When any of the ghost-seeing-characters of Haunting Danielle encounters a spirit, the spirit typically looks like it did when he or she was alive—maybe a younger or older version. For a spirit with dramatic flair, like Eva Thorndike, mist or other ghostly special effects might be involved.

But of course, there is another type of ghost—the bedsheet ghost–that classic Halloween costume made from a white bedsheet, with two eyes cut out. I suspect the bedsheet ghost may have inspired the cartoonists behind Casper the Ghost.

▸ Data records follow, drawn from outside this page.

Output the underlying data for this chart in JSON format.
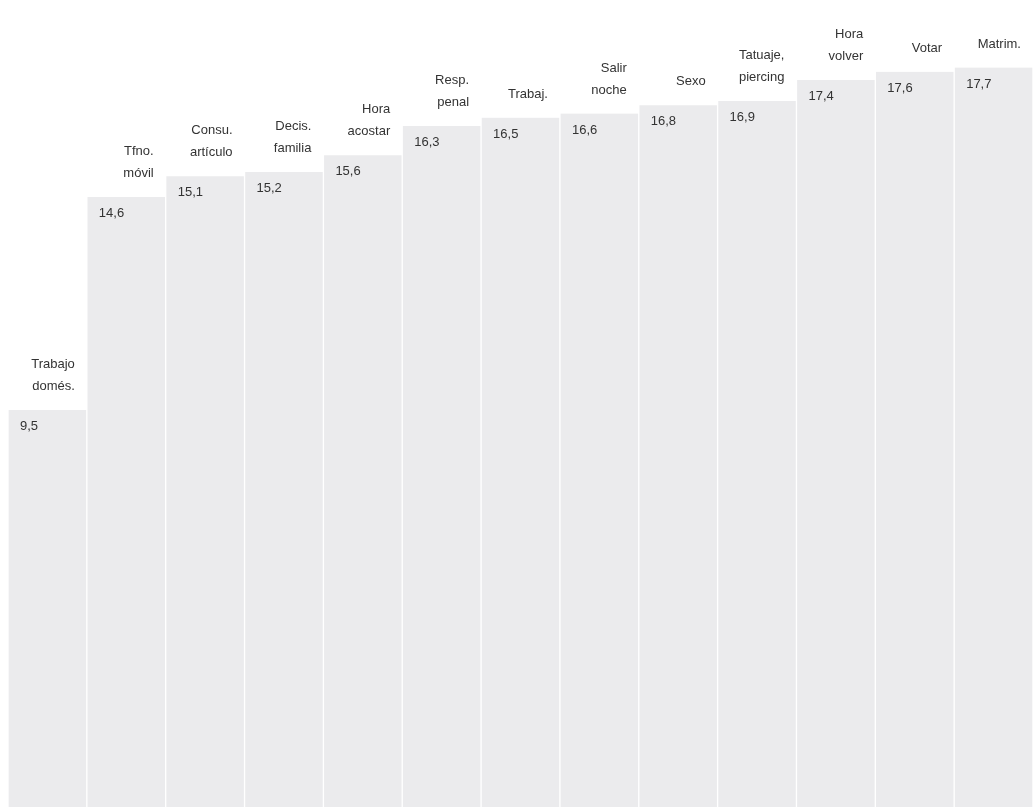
{
  "chart_data": {
    "type": "bar",
    "categories": [
      "Trabajo domés.",
      "Tfno. móvil",
      "Consu. artículo",
      "Decis. familia",
      "Hora acostar",
      "Resp. penal",
      "Trabaj.",
      "Salir noche",
      "Sexo",
      "Tatuaje, piercing",
      "Hora volver",
      "Votar",
      "Matrim."
    ],
    "values": [
      9.5,
      14.6,
      15.1,
      15.2,
      15.6,
      16.3,
      16.5,
      16.6,
      16.8,
      16.9,
      17.4,
      17.6,
      17.7
    ],
    "value_labels": [
      "9,5",
      "14,6",
      "15,1",
      "15,2",
      "15,6",
      "16,3",
      "16,5",
      "16,6",
      "16,8",
      "16,9",
      "17,4",
      "17,6",
      "17,7"
    ],
    "color": "#ebebed",
    "legend": false
  }
}
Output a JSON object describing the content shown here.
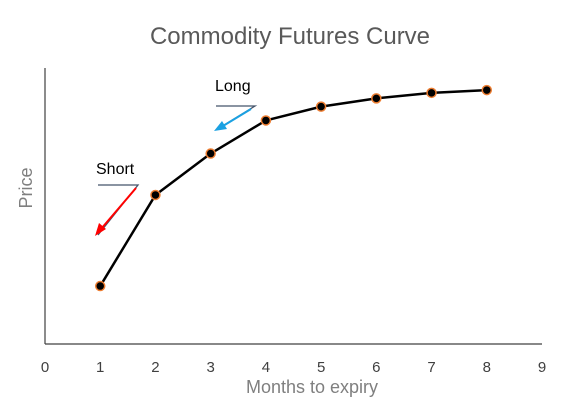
{
  "chart_data": {
    "type": "line",
    "title": "Commodity Futures Curve",
    "xlabel": "Months to expiry",
    "ylabel": "Price",
    "xlim": [
      0,
      9
    ],
    "ylim": [
      0,
      100
    ],
    "xticks": [
      "0",
      "1",
      "2",
      "3",
      "4",
      "5",
      "6",
      "7",
      "8",
      "9"
    ],
    "x": [
      1,
      2,
      3,
      4,
      5,
      6,
      7,
      8
    ],
    "y": [
      21,
      54,
      69,
      81,
      86,
      89,
      91,
      92
    ],
    "grid": false,
    "line_color": "#000000",
    "marker_fill": "#000000",
    "marker_edge": "#ed7d31",
    "annotations": [
      {
        "label": "Short",
        "arrow_color": "#ff0000",
        "triangle_color": "#44546a"
      },
      {
        "label": "Long",
        "arrow_color": "#1ba1e2",
        "triangle_color": "#44546a"
      }
    ]
  }
}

But who inspired the bedsheet ghost?

According to an article on The Ghost Story, the white bedsheet ghost evolved from the custom of corpses in early Britain being wrapped in white cloth for burial—typically without a coffin. Therefore, one way to scare people into believing you were the departed—dress up in a sheet-like cloth.

An article on TVTropes tells a similar story, but credits the bedsheet adaptation (inspired by burial shrouds) as a way for an actor in the 1800s to be more easily recognized as a ghost when portraying one on stage.

A Daily Beast article, Who Invented the ‘Bedsheet Ghost’ tells a similar story, crediting the theatre for bringing us the bedsheet ghost.

Since burial shrouds aren’t really a thing anymore—at least not in this country—I’d suspect today’s ghosts would look more like Walt and the other spirits of the Haunting Danielle series.